Department of Plastic and Reconstructive Surgery, Hospital de la Sant Creu i Sant Pau, Universitat Autónoma de Barcelona, Barcelona, Spain.
Microsurgery. 2023 May;43(4):403-407. doi: 10.1002/micr.31019. Epub 2023 Feb 6.

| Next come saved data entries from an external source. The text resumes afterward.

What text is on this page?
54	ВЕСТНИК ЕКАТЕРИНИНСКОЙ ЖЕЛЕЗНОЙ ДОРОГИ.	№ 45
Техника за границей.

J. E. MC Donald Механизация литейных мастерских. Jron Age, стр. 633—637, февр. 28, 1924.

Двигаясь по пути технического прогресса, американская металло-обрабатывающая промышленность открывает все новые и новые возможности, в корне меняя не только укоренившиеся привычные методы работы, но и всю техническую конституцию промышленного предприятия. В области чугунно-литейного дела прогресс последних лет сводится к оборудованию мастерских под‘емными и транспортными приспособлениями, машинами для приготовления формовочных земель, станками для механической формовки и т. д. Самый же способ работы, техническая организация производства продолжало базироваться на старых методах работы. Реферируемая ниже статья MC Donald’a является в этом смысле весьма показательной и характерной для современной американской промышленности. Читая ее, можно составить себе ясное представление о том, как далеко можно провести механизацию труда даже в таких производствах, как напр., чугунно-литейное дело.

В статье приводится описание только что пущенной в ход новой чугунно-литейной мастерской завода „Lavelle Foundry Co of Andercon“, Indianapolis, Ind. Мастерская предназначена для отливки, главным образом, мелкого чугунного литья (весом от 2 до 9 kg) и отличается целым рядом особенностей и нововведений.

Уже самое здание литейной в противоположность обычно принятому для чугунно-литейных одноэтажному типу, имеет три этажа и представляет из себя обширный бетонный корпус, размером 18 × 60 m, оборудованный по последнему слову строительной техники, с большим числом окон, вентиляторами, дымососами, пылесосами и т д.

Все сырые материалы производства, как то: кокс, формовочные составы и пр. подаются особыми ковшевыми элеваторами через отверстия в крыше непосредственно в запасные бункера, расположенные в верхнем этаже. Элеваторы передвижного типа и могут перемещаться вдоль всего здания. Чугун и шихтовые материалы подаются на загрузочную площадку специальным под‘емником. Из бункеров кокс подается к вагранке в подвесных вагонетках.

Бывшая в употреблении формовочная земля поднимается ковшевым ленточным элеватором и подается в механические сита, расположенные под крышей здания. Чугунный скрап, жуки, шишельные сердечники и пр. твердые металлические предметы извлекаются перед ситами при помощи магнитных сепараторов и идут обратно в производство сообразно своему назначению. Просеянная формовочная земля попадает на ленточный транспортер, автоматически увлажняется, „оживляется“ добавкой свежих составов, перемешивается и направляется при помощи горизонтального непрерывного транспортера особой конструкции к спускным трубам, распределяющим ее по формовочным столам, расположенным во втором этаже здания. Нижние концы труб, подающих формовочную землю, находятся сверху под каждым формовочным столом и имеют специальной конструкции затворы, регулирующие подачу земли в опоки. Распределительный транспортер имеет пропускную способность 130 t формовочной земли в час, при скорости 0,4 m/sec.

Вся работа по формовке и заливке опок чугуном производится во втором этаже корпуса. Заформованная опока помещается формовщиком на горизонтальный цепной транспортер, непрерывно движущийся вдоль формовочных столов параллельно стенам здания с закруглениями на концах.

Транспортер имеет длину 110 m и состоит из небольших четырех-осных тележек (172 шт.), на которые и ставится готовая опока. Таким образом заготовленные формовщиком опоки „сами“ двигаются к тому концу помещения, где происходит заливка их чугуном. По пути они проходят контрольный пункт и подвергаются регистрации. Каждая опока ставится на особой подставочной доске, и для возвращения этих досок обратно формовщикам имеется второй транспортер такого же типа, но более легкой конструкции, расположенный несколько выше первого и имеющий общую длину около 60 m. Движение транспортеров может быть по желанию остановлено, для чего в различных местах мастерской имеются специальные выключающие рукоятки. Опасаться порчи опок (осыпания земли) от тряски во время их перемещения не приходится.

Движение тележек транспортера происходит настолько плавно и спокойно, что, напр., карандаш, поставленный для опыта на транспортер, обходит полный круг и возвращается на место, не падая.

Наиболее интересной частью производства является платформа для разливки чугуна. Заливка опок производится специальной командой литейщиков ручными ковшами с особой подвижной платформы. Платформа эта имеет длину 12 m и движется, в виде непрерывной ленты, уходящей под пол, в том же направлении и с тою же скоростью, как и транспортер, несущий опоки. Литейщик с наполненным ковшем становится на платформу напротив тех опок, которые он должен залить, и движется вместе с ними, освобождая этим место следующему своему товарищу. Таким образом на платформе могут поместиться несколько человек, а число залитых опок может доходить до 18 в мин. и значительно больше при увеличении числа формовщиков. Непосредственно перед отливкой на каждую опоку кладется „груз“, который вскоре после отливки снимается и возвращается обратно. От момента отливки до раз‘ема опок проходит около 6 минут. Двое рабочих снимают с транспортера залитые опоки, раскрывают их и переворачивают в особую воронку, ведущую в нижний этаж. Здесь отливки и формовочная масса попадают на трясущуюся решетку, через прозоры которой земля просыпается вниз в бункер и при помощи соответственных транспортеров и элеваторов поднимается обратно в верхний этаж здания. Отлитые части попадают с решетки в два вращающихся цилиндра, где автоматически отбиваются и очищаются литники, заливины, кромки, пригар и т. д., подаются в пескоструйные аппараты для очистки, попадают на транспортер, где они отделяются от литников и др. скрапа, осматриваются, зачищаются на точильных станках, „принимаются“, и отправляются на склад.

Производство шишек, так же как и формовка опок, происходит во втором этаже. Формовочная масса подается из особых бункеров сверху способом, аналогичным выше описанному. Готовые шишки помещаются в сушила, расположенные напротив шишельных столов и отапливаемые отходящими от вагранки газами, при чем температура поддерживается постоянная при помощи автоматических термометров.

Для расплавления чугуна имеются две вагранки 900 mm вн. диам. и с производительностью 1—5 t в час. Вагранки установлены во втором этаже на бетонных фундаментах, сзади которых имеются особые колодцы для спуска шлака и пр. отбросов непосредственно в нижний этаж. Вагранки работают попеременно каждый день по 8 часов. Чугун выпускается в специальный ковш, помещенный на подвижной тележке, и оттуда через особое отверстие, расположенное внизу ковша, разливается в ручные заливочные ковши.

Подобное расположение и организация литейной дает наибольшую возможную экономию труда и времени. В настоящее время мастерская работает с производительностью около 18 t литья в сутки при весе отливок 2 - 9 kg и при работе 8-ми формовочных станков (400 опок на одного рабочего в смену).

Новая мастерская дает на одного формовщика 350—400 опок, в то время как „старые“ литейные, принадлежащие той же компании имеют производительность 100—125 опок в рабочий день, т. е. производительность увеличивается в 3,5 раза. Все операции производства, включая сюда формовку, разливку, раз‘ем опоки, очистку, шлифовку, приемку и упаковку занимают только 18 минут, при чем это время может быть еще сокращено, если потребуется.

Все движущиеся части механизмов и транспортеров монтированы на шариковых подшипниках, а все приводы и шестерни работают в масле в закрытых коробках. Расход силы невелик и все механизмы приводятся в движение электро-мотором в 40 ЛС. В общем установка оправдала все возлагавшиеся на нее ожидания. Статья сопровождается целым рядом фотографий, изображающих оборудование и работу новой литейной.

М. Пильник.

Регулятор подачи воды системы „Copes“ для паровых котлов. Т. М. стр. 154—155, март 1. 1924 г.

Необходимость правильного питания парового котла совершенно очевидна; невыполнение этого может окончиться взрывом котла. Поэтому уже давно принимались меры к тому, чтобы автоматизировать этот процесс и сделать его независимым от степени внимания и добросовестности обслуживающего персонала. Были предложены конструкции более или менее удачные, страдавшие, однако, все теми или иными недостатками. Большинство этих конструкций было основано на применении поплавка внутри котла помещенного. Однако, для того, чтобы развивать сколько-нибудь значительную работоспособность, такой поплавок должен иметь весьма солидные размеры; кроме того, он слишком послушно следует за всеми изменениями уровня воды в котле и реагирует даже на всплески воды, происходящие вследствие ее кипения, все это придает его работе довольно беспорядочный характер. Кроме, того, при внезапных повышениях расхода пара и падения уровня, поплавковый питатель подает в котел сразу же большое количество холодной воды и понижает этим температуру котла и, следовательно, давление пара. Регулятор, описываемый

Surgical management of sarcoma has evolved from amputation to limb salvage. Nevertheless, subsequent resections in previously irradiated feet are still challenging to reconstruct. First foot ray functional reconstruction is relevant due to its function in weight-bearing and gait. The reconstruction should include a thin, pliable and non-shearing skin paddle with vascularized long cortical bone to mimic the first metatarsal. A clinical case of a 37-year-old patient with a second sarcoma recurrence of the first metatarsal is presented. The patient was irradiated before this new recurrence and had a previous reconstruction with fibula allograft, but subsequently developed a first metatarsal pseudoarthrosis. A wide resection was performed (3.5 cm bone defect) and immediate soft tissue and bone reconstruction with a chimeric SCIP flap with a 17 × 8 cm skin paddle and 3.5 × 1.5 cm iliac bone (cSCIP-IB). At 7 months post-operatively, the patient was able to resumed full weight-bearing. Three years later, remains without disease progression. CSCIP-IB is a good option for foot first ray reconstruction in irradiated beds. This flap has low donor site morbidity and a higher ossification success rate compared to bone allografts.
肉瘤的外科治疗已经从截肢发展到保肢。然而,在先前接受过放射治疗的脚部进行后续切除后,仍然很难进行重建。由于第一跖骨在负重和步态中的功能,第一跖骨的前射线功能重建非常重要。重建应包括一个薄、柔韧且无剪切力的皮瓣,带有带血管的长皮质骨,以模拟第一跖骨。介绍了一位 37 岁患者的临床病例,该患者曾患有第一跖骨的第二次肉瘤复发,之前曾进行过腓骨同种异体骨移植重建,但随后发生第一跖骨假关节。进行了广泛切除(3.5cm 骨缺损),并立即用带有 17×8cm 皮瓣和 3.5×1.5cm 髂骨的嵌合 SCIP 皮瓣(cSCIP-IB)进行软组织和骨重建。术后 7 个月,患者能够完全负重。3 年后,无疾病进展。在接受放射治疗的部位,cSCIP-IB 是重建第一跖骨的良好选择。与骨同种异体骨相比,这种皮瓣具有较低的供区发病率和更高的成骨成功率。